Andrew Pickup (Management Science - Marketing, 1986, Grizedale) talks about his dynamic career working for Microsoft for 25 years.


1. What made you choose Lancaster University for your degree?

I was interested in pursuing Marketing as a career and at that time – we are talking about the early ‘80’s here - there were, I believe, only two UK universities that offered that subject as an undergraduate degree. One was Stirling; the other, Lancaster. Lancaster was closer to home and, believe it or not, warmer in the Winter.
 
 
2. What is your fondest memory of your time here?

The friends I made there, several of which I am still in contact with, over 30 years later. I also met my wife whilst at Lancaster, so my time there ultimately produced the most important and significant achievement of my life - my family. 
 
 
3. What was the most valuable part of your student experience?
 
Being away from home for the first time and interacting with a more diverse group of people opened my eyes to the potential for broader life and career opportunities. 
 
 
4. Who or what particularly inspired you when you were here and why?

Stuart Riley taught at Lancaster for nearly 30 years and was my tutor on the Lancaster marketing undergraduate course. Stuart specialised in market research/insights and had an uncanny ability to make complex ideas simple and accessible, so that everyone could be involved. Something that I still try to achieve myself today – at home and work - although not always as successfully as Stuart did!
 
 
5. Do you keep in touch with other alumni since you graduated?
If so, have you been back to visit at all?
 
Well, I see one of the alumni (my wife, Elizabeth) every day. Beyond that, I have 2-3 friends that graduated at the same time, who I maintain contact with despite having lived in Asia for the last 14 years. On that subject, I have also met other Lancaster graduates through the thriving Singapore alumni network and actually made the commencement speech at the Singapore MBA graduate ceremony a couple of years ago. I visited Bailrigg a few times, immediately after graduation, but not for over 20 years now.

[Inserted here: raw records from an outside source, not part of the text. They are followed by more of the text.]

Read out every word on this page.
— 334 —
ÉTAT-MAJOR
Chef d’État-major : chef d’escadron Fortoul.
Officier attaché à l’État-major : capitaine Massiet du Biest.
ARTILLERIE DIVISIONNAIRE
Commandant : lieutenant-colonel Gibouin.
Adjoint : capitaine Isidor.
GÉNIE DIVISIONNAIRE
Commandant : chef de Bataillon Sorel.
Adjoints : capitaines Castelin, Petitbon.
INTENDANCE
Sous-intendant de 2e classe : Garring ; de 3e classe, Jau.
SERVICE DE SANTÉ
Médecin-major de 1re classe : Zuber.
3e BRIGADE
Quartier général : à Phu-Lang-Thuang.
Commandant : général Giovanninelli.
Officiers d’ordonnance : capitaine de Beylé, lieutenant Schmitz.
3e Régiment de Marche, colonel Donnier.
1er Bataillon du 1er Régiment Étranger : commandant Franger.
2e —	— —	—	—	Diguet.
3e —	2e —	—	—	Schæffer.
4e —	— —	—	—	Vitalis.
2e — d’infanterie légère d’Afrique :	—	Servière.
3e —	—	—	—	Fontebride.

That said, I would love to visit again, perhaps with my children, it is a special place with many very fond memories.
 
 
6. Is there anything you particularly miss about student life?

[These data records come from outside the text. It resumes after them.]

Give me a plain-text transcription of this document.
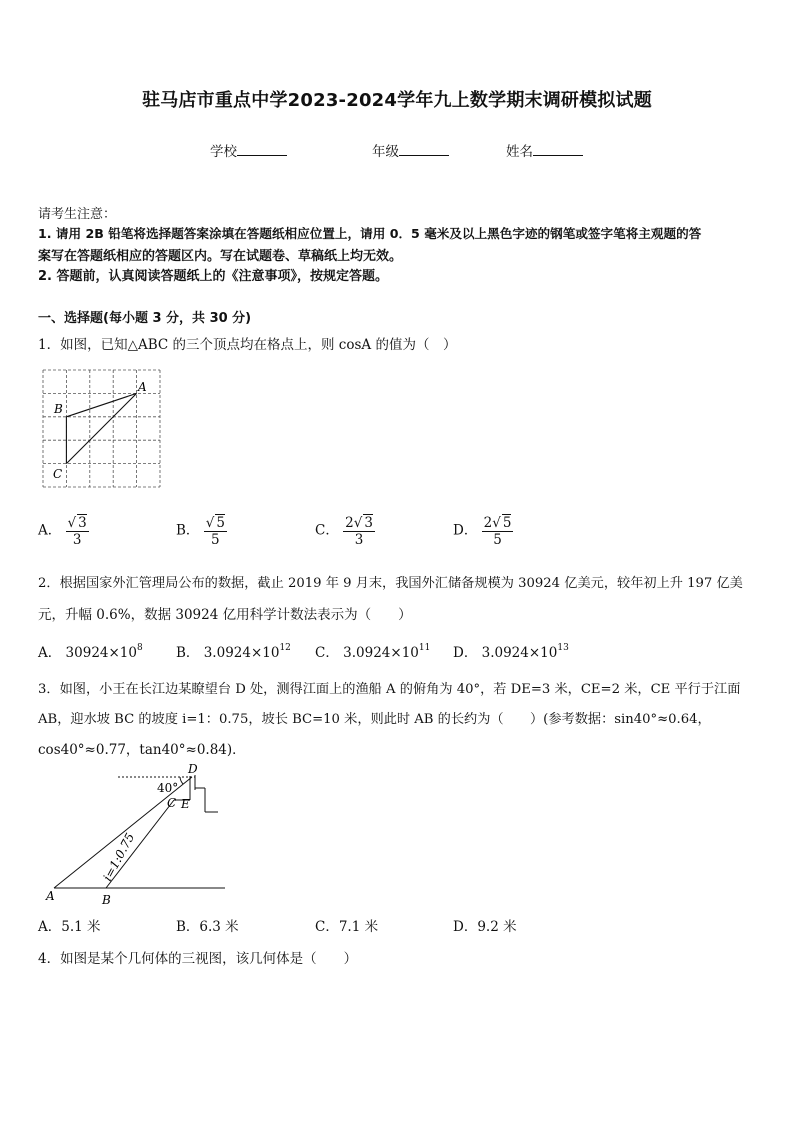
驻马店市重点中学2023-2024学年九上数学期末调研模拟试题
学校	年级	姓名
请考生注意：
1. 请用 2B 铅笔将选择题答案涂填在答题纸相应位置上，请用 0．5 毫米及以上黑色字迹的钢笔或签字笔将主观题的答
案写在答题纸相应的答题区内。写在试题卷、草稿纸上均无效。
2. 答题前，认真阅读答题纸上的《注意事项》，按规定答题。
一、选择题(每小题 3 分，共 30 分)
1．如图，已知△ABC 的三个顶点均在格点上，则 cosA 的值为（　）
A
B
C
A． $\frac{√ 3}{3}$	B． $\frac{√ 5}{5}$	C． $\frac{2√ 3}{3}$	D． $\frac{2√ 5}{5}$
2．根据国家外汇管理局公布的数据，截止 2019 年 9 月末，我国外汇储备规模为 30924 亿美元，较年初上升 197 亿美
元，升幅 0.6%，数据 30924 亿用科学计数法表示为（　　）
A． $30924\times 10^8$ B． $3.0924\times 10^{12}$ C． $3.0924\times 10^{11}$ D． $3.0924\times 10^{13}$
3．如图，小王在长江边某瞭望台 D 处，测得江面上的渔船 A 的俯角为 40°，若 DE=3 米，CE=2 米，CE 平行于江面
AB，迎水坡 BC 的坡度 i=1：0.75，坡长 BC=10 米，则此时 AB 的长约为（　　）(参考数据：sin40°≈0.64，
cos40°≈0.77，tan40°≈0.84)．
D
40°
C E
i=1:0.75
A	B
A．5.1 米	B．6.3 米	C．7.1 米	D．9.2 米
4．如图是某个几何体的三视图，该几何体是（　　）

The ability to drink 8 pints of lager during an evening and, remarkably, have the energy to attend lectures the next day. This capability is wasted on the young and, I can confirm, diminishes over time.
 
 
7. How did your career progress?

I graduated from Lancaster in 1986 and my first job was working in the Marketing Department of Financial Services Group, Royal Life in Peterborough. After 2 years there, I moved to London to be an Account Director at Saatchi & Saatchi, at that time the largest advertising agency in the world. After 3 years there, I moved to my current employer, Microsoft. I spent 11 years in various marketing roles within Microsoft UK, before transferring to Asia to become the Chief Marketing Officer (CMO) of Microsoft Singapore, our local subsidiary there. I then served as CMO for the Asia Pacific region for 5 years before undertaking my current role, leading Corporate Communications for Asia, which includes Japan, India, Greater China and Asia-Pacific. 
 
8. What do you enjoy the most in your work?

In a month’s time, I will celebrate 25 years with Microsoft. One of the reasons that I have stayed at the company for that length of time has been the sheer diversity of work (and roles) that my career has afforded me. The technology sector is an industry that is dynamic - always challenging, always surprising, always pushing the limits of human potential; that is truly exciting, and no two days are ever really alike.
 
9. What has been your greatest achievement so far (in any aspect of your life?)

Without doubt, my two daughters Annie (16) and Emily (13). With Annie now two years away from, hopefully, going to university herself, it feels like the circle is being completed, somehow.
 
10. What advice would you give to today’s students?

Find something you love doing and follow your passion. Work and career will take up a significant part of your life, that’s for sure; so find something that you are truly passionate about and, if you can, do that for your career. Do what you love and you will never work a day in your life.